The pandemic has has a huge effect on societies throughout the world and will continue to do so for quite some time. Eventually there will be less infection, perhaps even the beginning of a vaccine roll out later this year – at least in developed countries ….. For outdoors professionals, those who rely on training, coaching and guiding for a living times are tough. Some will leave the sector, others will have to change their ‘work balance’; is the sector a serious option in this unpredictable world? The pessimist in me fears the worst; the continuing restrictions on movement, contact and activity, a reluctant public to engage with instructors in the outdoors and the effect the forthcoming recession will have on the nation and its population. The optimist in me gives thanks for my family and my health. The optimist in me has faith in the great British public and their love of our fantastic wild spaces, lochs, crags and mountains. The optimist in me has faith in the knowledge that Great Britain has faced many challenges in its history and it can and is facing the current one. It’s easy to be negative, but far nicer and more healthy to be optimistic and look forward to better times. The optimist in me is looking forward to working with fantastic and inspiring clients in the hills sharing my knowledge and passion.
This swan yesterday became separated from three signets by a boom. I am sure that eventually ……… they will be reunited. The solution is out of my hands and worrying for them benefits no one. Go be positive and have an awesome day 🙂
So, we are still here, in lockdownland. At least we are still in Scotland (Wales and NI). For now many of us must continue to stay at home, exercise as you can whilst social distancing and keeping the faith. This will end and restrictions will gradually be lifted. We will feel the effects of this though for many months, potentially years. This is a marathon not a sprint. Keep positive.
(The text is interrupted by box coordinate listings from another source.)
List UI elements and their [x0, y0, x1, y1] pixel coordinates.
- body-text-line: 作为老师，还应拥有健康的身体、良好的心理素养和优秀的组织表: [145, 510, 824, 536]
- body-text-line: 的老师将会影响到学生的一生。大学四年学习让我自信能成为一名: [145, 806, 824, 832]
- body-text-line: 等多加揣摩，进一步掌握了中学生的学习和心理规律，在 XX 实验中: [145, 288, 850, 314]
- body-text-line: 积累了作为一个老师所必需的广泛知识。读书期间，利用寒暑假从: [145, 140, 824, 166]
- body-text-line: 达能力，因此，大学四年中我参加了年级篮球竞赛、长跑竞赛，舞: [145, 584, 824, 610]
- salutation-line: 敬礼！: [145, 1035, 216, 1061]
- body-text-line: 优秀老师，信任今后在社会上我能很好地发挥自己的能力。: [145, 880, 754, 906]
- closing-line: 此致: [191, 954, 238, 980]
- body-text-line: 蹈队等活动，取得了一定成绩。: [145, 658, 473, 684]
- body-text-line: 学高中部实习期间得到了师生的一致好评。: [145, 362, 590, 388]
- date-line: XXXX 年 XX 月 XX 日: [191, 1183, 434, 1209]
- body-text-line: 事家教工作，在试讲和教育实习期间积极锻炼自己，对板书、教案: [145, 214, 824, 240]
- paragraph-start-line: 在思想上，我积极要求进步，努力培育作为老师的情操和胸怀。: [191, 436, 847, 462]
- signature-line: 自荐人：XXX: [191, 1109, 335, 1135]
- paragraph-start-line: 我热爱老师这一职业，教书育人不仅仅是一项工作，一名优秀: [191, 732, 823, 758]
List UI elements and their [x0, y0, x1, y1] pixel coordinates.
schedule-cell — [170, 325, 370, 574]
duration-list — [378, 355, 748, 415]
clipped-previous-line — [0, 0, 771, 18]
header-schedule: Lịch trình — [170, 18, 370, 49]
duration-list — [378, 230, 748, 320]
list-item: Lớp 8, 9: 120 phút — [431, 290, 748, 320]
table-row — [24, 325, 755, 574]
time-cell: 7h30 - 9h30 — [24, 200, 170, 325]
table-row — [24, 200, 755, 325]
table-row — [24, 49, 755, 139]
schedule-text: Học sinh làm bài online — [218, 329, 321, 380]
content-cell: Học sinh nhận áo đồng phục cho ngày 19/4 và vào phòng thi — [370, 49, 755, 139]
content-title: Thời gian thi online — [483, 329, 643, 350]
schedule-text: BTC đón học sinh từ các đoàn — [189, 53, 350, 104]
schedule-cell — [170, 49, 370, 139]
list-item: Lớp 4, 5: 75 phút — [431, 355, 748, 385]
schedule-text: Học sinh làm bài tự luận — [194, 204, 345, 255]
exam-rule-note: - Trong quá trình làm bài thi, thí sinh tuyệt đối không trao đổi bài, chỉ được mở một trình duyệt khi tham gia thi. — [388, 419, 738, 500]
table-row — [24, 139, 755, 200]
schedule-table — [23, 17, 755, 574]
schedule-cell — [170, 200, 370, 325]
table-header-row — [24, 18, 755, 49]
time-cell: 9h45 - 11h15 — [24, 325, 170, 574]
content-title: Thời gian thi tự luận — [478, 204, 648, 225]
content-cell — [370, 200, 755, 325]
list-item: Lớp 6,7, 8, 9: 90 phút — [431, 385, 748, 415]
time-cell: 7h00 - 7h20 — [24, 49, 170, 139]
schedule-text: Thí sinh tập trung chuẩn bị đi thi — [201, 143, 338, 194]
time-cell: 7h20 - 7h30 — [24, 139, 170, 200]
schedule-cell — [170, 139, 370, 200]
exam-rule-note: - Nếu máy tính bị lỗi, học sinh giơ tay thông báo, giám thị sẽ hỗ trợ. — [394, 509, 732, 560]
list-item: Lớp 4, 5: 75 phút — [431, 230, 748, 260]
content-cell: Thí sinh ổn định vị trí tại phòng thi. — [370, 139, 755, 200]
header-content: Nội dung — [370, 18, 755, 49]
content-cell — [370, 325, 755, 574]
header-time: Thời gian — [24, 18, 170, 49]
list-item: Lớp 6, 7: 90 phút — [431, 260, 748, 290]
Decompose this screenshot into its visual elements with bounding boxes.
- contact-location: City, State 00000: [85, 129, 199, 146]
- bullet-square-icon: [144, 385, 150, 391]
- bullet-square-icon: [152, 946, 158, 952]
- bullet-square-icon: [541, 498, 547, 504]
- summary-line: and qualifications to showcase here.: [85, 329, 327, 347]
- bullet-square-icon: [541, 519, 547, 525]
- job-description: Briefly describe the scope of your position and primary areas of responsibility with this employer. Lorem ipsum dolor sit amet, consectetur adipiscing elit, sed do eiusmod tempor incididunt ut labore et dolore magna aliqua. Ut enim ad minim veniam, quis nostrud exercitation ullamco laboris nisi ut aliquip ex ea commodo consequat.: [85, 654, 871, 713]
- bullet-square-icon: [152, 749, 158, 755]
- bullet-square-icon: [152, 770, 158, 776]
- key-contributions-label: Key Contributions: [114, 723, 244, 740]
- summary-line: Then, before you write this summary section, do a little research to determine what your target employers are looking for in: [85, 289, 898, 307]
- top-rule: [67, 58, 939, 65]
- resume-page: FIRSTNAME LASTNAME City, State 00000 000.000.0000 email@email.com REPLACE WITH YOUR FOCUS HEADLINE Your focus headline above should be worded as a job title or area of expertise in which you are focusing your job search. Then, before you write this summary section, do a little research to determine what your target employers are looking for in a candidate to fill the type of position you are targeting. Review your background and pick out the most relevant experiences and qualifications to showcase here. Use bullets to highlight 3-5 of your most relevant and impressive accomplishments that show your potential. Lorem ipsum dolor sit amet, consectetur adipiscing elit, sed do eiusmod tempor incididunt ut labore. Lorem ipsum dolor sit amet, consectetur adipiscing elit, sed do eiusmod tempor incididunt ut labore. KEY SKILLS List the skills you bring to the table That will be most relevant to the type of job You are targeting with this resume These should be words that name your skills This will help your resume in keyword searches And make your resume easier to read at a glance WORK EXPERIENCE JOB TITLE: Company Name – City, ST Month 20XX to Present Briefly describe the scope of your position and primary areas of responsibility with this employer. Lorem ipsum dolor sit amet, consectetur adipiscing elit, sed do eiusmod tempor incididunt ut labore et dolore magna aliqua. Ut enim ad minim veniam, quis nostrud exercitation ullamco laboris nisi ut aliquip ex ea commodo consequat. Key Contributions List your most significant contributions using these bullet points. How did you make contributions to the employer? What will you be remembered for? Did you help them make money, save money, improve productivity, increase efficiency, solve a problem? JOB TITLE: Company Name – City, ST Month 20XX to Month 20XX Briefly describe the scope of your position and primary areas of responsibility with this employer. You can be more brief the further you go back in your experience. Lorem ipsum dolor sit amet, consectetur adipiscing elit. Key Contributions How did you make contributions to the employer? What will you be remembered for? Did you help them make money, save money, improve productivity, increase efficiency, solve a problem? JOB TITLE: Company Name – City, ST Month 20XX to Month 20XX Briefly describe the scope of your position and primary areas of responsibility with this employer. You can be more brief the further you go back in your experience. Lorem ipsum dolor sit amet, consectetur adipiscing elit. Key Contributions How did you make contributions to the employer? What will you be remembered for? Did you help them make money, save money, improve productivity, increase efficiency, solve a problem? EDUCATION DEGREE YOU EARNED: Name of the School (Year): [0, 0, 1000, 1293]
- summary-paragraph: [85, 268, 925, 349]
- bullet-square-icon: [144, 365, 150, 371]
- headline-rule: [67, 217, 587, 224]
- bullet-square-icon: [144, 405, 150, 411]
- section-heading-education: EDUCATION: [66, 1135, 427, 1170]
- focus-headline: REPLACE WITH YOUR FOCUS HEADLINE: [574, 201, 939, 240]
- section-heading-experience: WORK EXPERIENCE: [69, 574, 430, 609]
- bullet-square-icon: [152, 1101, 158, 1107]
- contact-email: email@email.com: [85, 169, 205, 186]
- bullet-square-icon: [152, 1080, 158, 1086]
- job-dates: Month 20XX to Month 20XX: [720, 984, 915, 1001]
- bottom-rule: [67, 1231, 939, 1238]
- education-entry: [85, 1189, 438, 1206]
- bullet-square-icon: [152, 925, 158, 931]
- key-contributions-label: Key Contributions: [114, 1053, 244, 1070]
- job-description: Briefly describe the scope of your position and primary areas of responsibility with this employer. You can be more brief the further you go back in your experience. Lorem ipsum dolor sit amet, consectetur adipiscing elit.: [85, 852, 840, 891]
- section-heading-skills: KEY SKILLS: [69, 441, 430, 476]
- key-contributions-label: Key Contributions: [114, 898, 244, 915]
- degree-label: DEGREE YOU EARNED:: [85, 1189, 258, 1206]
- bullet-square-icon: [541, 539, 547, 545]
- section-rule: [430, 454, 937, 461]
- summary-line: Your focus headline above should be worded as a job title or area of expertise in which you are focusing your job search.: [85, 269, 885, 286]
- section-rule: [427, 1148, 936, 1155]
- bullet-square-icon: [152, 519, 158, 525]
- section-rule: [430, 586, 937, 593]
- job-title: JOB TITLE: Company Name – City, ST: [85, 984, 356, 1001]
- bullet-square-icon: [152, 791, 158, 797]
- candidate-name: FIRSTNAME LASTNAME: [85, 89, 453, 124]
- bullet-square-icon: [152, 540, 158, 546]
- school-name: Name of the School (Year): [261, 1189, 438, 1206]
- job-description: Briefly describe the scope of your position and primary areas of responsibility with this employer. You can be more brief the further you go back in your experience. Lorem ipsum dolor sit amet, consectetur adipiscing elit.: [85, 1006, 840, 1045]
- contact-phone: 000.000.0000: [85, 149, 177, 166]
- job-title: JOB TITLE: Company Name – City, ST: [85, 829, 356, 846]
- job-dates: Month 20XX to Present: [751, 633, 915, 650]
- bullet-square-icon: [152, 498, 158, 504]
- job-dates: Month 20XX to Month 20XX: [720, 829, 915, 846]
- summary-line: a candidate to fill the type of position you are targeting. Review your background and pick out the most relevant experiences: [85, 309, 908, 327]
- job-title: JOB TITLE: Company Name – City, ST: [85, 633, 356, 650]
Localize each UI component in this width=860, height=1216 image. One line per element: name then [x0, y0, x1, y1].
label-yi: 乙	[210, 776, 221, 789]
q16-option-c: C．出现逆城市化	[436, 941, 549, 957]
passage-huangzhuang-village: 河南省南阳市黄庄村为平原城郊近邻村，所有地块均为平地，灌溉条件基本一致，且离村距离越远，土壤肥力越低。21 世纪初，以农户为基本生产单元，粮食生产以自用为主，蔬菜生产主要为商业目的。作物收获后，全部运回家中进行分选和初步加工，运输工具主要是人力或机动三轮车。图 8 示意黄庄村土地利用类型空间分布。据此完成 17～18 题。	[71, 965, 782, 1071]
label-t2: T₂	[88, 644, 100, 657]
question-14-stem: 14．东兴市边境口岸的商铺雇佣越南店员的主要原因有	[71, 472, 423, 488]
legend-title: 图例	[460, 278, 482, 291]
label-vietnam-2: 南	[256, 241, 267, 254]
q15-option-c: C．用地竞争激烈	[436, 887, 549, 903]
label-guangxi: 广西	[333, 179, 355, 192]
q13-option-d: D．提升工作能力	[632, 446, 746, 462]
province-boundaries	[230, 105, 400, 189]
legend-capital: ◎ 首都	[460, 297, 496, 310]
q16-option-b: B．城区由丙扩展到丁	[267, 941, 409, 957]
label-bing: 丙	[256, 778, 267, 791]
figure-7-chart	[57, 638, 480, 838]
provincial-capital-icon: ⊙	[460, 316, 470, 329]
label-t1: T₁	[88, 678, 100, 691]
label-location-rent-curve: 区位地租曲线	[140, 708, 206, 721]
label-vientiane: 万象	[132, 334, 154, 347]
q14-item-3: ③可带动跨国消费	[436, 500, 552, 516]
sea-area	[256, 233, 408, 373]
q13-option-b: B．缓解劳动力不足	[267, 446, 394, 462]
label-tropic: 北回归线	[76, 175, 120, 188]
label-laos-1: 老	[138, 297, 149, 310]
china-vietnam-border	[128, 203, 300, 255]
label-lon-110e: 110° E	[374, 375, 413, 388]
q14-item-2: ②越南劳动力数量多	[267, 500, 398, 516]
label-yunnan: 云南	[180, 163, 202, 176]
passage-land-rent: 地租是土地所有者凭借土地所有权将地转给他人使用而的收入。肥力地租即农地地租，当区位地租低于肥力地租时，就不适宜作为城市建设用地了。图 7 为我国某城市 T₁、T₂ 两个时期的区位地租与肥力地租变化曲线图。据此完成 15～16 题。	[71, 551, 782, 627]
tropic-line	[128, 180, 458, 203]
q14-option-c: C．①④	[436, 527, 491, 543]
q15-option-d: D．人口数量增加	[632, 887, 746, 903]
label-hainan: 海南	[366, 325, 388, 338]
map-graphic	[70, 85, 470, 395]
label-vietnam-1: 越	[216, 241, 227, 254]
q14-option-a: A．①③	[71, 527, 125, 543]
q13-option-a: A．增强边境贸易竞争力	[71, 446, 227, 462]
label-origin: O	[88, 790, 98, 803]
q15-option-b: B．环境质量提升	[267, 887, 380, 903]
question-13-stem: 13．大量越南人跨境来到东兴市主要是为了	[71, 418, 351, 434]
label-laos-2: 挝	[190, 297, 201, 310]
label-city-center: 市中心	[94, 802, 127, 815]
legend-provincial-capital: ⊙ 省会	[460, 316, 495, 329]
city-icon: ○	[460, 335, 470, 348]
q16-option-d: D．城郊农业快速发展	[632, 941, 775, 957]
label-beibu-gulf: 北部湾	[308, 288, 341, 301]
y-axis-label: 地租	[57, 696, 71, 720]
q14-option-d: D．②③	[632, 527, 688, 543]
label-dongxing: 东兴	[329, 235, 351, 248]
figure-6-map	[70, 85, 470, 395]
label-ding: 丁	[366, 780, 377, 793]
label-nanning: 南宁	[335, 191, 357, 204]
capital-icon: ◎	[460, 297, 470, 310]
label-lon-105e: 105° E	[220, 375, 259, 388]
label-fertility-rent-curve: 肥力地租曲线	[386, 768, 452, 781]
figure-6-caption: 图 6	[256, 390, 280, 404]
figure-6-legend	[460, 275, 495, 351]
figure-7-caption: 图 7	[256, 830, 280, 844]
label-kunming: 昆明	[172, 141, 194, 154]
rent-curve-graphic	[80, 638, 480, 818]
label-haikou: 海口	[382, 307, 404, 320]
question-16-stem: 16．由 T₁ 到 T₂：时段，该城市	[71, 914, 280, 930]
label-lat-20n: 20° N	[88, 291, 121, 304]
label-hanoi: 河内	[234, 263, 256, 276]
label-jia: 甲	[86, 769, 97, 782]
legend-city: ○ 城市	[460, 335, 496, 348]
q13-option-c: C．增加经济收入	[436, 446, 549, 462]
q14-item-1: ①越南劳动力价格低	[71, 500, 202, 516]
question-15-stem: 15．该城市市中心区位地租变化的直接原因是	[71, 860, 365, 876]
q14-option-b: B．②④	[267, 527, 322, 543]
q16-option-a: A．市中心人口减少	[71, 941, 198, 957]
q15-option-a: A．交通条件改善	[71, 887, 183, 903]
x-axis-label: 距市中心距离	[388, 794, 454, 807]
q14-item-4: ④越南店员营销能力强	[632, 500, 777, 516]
Feeling rather impotent! Like many I have volunteered, but at present not needed other than by my lovely neighbour to do her shopping for groceries and the essential extra dry Martini and a box of tonic! In the military when there was a conflict or those in need we all wanted to be involved since that is what we trained for. For now it is a waiting game; it’s all about being sensible, responsible and being patient. I’m still feeling impotent though ………………… Best wishes to you all out there.
The early winter came as normal followed by the mother of all thaws leaving us with little white by New Year. The winter eventually returned in late January; after i had enjoyed a bit of luxury sliding in France.
February was mad stormy. Physically and mentally challenging at times with some notable and memorable experiences along with some lovely people.
In March we were at last blessed with some good weather and conditions, but as the month progressed we could all see what was coming so a final flurry of winter activity saw me returning home to clean and hang up my gear and proceed to read, train and prep for life after CV19. Fond memories of a short but rich winter!
So it’s been a bit of a mixed start to the winter, but if you know where to go there is still safe and enjoyable mountaineering to be done. I seem to have used my head torch rather a lot so far this winter; not sure if that is late starts, but certainly had a few finishes after dark. Lots of early snow allowed some great skiing, but most of this left, which is often the way. Some of the climbing has been in deep snow, some in rain and some in ‘thin’ conditions. It’s windy right now, but looking like winter again. 🙂
We often get a good stint of winter conditions before Christmas. Some of my best ski touring trips have been in November! This winter it has come and then gone …….. but has returned again and is looking set to see us into the festive period. Had a very pleasant day in Glencoe on Friday – mountain conditions are looking pretty good with plenty of icing and a good build up of snow. Glencoe Mountain Resort should be open for sliding this week.